Spieghiamo e chiediamo, pertanto, ai genitori – quegli stessi che chiedono, giustamente, da un lato che il loro figlio riceva adeguata e significativa attenzione da docenti preparati e motivati, e dall’altro appoggiano la demagogica politica di svilimento della professione docente – se a loro appaia ragionevolmente possibile insegnare a trecento e più studenti (è questo che comporterebbe in molti casi l’aumento delle ore di cattedra frontale). Chiediamo se questo appaia, anche a uno sguardo superficiale, compatibile con le giuste istanze di considerare i loro figli anche solo degli individui e non dei numeri. Chiediamo se sia possibile che tutto questo si possa umanamente e professionalmente fare, cercando oltretutto di creare ambienti di apprendimento diversificati, individualizzati, efficaci, coerenti. Tutti concetti e valori che solo un docente serio e professionale ha a cuore, ma che la politica e la società sembrano ignorare del tutto. E, infine, chiediamo se sia possibile esercitare un processo di valutazione pertinente e trasparente a più di trecento studenti. La valutazione, ricordiamo pure anche questo – corretta, efficace e trasparente –, costituisce uno dei diritti fondamentali dello studente.

A noi addetti ai lavori è chiaro come la differenza tra realtà e dichiarazioni altisonanti sia diventata patologica. E’ giunta l’ora che queste verità diventino trasparenti e riconosciute da tutti.
Non dobbiamo temere di fare riflettere sul fatto che la cultura e l’apprendimento sono oggetti delicati, che si perseguono con calma e persino con perdita di tempo, utilizzando cioè il tempo per scambiare i contenuti in modo significativo e ridondante. Il tutto sarebbe dunque ben lontano dalla diffusa corsa all’efficientismo e alla quantità.

Ho l’impressione, infine, che molti non si rendano conto che un docente non potrà mai essere l’essere umano perfetto e non potrà senz’altro agire come un robot. Nemmeno il docente più bravo e dedito alla sua professione. Ammesso che un robot, oltre alla capacità di gestione di un numero considerevole di oggetti (che in questo caso sarebbero però delle persone) possa essere in grado di fare tutte quelle cose che sono di pertinenza di una mente umana competente.

Interroghiamo i nostri interlocutori sul fatto se ritengano efficace far lavorare malissimo i docenti che esercitano bene la loro professione allo scopo, non raggiungibile con queste proposte, di far lavorare di più i docenti che non la esercitano bene e se non siano invece altre le strade da seguire.

Per questo, cari colleghi, è giunta l’ora per noi di uscire dalle nostre aule e dal nostro rapporto preferenziale con gli studenti – che ci obbliga moralmente a fornire la nostra professione gratuitamente – e chiedere il riconoscimento che ci spetta per quello che diamo alla collettività.

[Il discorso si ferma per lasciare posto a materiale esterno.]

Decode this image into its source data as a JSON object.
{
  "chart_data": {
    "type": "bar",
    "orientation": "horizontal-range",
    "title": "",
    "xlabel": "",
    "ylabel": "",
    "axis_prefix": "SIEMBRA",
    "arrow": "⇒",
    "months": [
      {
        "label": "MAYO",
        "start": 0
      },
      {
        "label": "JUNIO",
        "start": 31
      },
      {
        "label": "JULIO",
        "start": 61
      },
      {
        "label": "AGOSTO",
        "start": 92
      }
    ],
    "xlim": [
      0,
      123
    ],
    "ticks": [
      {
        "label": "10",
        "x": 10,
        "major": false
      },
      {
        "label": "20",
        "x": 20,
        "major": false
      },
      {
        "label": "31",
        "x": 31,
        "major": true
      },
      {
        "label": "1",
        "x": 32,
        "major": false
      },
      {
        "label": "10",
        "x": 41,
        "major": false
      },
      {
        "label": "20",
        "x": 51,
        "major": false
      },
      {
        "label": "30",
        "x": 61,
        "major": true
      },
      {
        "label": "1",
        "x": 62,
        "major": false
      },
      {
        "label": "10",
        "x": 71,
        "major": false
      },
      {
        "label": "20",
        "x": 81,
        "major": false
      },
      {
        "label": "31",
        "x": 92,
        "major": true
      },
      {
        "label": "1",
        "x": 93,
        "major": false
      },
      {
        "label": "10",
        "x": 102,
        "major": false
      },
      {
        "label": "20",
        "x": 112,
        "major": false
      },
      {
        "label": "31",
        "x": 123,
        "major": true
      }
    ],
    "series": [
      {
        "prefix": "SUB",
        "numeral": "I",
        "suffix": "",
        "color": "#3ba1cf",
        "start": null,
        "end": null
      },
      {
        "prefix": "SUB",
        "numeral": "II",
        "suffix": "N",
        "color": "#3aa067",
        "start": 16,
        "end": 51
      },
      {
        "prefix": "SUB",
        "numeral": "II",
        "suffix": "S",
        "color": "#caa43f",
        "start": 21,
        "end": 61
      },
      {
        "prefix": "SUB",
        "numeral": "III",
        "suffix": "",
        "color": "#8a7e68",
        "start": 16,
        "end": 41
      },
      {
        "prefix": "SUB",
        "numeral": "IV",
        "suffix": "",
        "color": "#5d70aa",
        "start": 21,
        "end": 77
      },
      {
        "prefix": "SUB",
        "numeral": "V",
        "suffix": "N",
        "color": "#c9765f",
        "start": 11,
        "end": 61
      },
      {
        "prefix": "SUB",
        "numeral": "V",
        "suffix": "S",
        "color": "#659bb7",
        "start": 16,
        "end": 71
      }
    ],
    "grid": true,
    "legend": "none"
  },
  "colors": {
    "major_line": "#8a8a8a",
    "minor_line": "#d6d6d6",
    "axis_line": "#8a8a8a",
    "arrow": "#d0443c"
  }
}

Il ministro ha voluto esercitare l’ultimo meschino svilimento della nostra professionalità. Ebbene, facciamo vedere che questa è l’ultima volta. Chiediamo, forte e chiaro, che ci venga riconosciuto tutto il tempo nascosto che dobbiamo dedicare all’esercizio di qualità della nostra professione.
Chiediamo, noi per primi, di poter lavorare ufficialmente e in modo trasparente – non solo ufficiosamente – le ore necessarie a svolgere la nostra professione. A fronte di questa ulteriore provocazione e offesa, dobbiamo essere noi a chiedere che ci vengano riconosciute non 24 bensì 36 ore settimanali (delle quali 18 in aula, perché non materialmente e qualitativamente possibile farne di più). Sappiamo bene che non saranno ancora sufficienti a svolgere il nostro lavoro in modo completo. Diciamo che desideriamo per primi che venga riconosciuto ufficialmente il nostro lavoro, e che non è più possibile accettare di svolgerlo gratuitamente, senza la conseguente retribuzione. Per esempio, la retribuzione riconosciuta a tutti i colleghi europei, nei paesi civili.

Diciamolo forte e chiaro che non vediamo l’ora che ciò accada.